What this means for France, Korea and the chip race
France’s industrial diplomacy, gas edition
France has ambitious plans in semiconductors, but it cannot match the sheer scale of investment seen in Taiwan or South Korea. Instead, groups such as Air Liquide are carving out positions in critical segments of the value chain.
Supplying ultra‑pure gases may not sound as glamorous as building a new fab, yet it creates leverage. When a gas supplier is integrated into a customer’s pipeline network, storage tanks and process recipes, switching to another provider becomes complex and expensive. That level of integration gives France, through Air Liquide, a seat at the table in strategic discussions on capacity expansion and new fab locations.
| Actor | Main role | Strategic interest |
|---|---|---|
| Air Liquide | Ultra‑pure and industrial gas supplier | Secure long‑term contracts and regional networks |
| South Korean manufacturers | Semiconductors, batteries, EVs | Guarantee uninterrupted and ultra‑reliable gas supply |
| France | Investor nation via Air Liquide | Gain influence in the Asian tech supply chain |
For South Korea, the deal brings fresh capital while reinforcing the reliability of its industrial backbone.

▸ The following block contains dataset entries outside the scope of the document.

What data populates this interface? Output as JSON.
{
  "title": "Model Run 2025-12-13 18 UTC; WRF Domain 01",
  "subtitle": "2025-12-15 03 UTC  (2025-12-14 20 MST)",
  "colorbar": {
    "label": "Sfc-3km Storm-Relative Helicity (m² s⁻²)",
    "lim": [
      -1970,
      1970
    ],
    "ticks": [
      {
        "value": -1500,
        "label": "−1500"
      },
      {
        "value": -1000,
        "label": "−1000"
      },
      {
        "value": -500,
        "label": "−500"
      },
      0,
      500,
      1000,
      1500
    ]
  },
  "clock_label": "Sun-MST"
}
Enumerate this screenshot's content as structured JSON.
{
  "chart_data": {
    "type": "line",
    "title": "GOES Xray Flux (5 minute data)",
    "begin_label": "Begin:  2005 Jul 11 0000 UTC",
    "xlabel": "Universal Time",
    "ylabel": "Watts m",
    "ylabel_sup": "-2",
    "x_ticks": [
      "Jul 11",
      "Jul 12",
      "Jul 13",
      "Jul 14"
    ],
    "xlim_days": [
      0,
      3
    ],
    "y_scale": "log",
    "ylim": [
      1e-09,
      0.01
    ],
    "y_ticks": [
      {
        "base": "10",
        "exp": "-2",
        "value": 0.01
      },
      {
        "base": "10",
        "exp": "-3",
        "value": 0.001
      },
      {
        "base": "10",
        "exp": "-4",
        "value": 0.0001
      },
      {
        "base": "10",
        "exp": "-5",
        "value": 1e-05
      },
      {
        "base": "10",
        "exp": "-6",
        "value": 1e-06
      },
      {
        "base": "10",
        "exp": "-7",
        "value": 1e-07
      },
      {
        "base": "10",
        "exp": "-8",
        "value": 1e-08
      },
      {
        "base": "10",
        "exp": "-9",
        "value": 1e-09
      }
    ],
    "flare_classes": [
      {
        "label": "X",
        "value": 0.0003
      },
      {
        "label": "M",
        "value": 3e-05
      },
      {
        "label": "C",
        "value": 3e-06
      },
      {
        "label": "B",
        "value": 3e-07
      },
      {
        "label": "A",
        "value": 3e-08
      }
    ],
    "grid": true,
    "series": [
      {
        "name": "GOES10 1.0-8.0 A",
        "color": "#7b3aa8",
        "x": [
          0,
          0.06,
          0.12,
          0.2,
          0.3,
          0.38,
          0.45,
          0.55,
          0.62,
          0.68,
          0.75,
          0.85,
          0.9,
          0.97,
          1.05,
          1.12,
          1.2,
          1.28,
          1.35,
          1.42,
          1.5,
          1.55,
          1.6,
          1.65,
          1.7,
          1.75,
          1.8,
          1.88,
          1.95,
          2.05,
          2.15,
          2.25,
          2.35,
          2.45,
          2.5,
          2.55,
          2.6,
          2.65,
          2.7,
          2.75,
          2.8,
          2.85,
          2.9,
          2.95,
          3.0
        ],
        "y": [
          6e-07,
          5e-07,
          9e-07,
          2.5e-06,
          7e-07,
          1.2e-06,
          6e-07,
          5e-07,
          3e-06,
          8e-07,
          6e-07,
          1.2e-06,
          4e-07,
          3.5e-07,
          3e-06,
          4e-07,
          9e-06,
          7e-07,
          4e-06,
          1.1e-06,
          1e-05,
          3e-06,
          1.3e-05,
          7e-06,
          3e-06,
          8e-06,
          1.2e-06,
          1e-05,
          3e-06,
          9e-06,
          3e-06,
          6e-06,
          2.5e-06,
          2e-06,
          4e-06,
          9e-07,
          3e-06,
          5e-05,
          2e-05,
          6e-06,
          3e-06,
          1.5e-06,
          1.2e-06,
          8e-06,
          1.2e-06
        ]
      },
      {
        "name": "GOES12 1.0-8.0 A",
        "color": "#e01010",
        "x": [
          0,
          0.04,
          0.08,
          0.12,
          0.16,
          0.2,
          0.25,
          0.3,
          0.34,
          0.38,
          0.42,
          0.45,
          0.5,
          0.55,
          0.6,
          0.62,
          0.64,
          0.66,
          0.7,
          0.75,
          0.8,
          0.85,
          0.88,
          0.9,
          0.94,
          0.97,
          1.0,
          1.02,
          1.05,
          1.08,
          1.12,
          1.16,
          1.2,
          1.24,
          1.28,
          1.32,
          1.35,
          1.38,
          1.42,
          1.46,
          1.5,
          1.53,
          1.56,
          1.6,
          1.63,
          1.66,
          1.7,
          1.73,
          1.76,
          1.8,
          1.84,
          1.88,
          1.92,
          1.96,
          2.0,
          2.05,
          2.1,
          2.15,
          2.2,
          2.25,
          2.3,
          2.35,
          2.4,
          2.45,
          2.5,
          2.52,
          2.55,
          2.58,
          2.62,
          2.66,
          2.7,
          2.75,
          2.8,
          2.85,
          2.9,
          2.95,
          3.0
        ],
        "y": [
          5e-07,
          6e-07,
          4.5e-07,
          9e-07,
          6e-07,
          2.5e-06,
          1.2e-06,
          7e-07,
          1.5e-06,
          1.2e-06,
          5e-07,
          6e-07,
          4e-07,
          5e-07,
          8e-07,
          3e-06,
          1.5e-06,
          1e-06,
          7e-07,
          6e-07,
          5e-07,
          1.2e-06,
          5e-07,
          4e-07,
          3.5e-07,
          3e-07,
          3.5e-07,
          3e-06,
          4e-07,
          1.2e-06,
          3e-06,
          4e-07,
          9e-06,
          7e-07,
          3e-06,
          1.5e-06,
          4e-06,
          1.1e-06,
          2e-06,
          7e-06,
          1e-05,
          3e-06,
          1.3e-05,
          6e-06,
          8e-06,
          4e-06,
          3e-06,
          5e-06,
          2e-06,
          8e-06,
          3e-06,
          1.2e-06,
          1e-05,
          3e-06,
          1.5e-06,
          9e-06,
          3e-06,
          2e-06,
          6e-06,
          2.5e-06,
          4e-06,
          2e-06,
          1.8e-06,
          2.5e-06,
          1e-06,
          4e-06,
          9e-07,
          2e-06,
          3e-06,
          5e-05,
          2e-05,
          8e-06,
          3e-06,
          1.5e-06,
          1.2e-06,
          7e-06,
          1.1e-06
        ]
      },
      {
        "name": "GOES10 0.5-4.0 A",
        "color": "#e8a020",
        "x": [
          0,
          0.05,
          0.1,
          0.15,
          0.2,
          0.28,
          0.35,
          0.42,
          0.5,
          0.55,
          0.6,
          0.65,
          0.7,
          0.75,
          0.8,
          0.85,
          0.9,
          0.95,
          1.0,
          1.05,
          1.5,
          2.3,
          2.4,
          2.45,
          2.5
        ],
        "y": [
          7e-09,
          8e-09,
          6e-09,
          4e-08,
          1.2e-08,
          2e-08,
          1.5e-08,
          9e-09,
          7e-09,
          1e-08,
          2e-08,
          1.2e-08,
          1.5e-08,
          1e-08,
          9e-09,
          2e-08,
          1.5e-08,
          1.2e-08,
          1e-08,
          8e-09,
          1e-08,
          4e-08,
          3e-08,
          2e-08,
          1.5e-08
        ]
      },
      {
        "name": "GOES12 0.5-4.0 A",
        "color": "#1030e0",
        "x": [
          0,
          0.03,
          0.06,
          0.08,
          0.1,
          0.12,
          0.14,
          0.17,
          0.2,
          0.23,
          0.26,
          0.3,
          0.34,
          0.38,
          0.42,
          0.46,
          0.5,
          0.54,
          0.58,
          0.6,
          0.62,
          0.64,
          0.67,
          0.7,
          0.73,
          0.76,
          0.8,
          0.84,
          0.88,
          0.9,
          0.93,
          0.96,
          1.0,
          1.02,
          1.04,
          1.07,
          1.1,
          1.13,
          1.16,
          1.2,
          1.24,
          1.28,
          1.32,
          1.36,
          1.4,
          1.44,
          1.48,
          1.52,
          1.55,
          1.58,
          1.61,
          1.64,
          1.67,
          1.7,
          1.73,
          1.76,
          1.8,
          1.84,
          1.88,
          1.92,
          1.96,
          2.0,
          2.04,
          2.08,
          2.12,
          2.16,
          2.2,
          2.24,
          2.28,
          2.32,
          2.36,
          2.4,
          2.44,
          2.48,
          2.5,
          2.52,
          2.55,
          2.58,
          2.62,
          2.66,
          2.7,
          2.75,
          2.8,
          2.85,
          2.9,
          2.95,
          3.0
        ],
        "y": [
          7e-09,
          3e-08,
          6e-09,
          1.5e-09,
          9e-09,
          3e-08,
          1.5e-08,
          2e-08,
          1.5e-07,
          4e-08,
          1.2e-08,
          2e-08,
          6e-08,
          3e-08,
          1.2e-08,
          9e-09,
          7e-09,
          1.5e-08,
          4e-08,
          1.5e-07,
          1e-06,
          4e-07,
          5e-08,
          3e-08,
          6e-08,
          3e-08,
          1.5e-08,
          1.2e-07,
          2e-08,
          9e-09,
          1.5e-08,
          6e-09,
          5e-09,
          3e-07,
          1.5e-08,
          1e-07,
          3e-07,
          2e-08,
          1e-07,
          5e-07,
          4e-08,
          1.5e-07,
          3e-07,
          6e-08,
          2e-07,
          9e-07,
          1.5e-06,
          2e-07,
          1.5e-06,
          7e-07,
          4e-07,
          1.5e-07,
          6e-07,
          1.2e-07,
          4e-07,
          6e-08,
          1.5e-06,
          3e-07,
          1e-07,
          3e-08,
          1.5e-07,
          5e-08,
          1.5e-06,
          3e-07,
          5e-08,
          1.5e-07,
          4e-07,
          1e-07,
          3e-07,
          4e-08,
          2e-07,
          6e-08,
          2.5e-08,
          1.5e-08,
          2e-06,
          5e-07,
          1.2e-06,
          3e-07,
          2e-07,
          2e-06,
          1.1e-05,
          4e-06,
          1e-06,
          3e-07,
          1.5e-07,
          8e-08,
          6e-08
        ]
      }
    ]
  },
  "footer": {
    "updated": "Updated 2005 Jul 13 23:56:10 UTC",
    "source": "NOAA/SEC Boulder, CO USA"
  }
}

It also adds another global player with deep pockets ready to co‑invest in new plants alongside Korean conglomerates.
Key concepts and hidden risks behind ultra‑pure gases
Two expressions recur in this story: “ultra‑pure” and “pipeline network”. Both hide significant technical and financial challenges.
- Ultra‑pure: Purity is measured in “nines”. For instance, 99.999% purity is called “five nines”. Each extra nine represents a disproportionate increase in cost and technical complexity, from filtration and distillation to contamination control in storage and transport.
- Pipeline networks: Laying 220 kilometres of gas pipelines, as DIG Airgas has done, means securing rights of way, monitoring leaks, and installing redundancy so that maintenance never stops production at customer sites.
The risks are not limited to supply disruption. Long‑distance gas networks also raise safety and environmental concerns: leaks of hydrogen or other gases can cause explosions or contribute, indirectly, to emissions if production is not decarbonised. Firms like Air Liquide now face pressure to align industrial growth with climate commitments, for example by using renewable electricity for gas separation and electrolysis.
For tech and energy companies planning their next decade, the scenario is becoming clear. Building a new fab or gigafactory will not only hinge on subsidies and skilled labour. Access to ultra‑pure gases — their price, their carbon footprint, and the resilience of their supply — will increasingly factor into location choices. Regions able to combine strong local gas infrastructure with supportive policy may end up attracting more of the high‑value manufacturing everyone is chasing.
Originally posted 2026-03-08 11:02:05.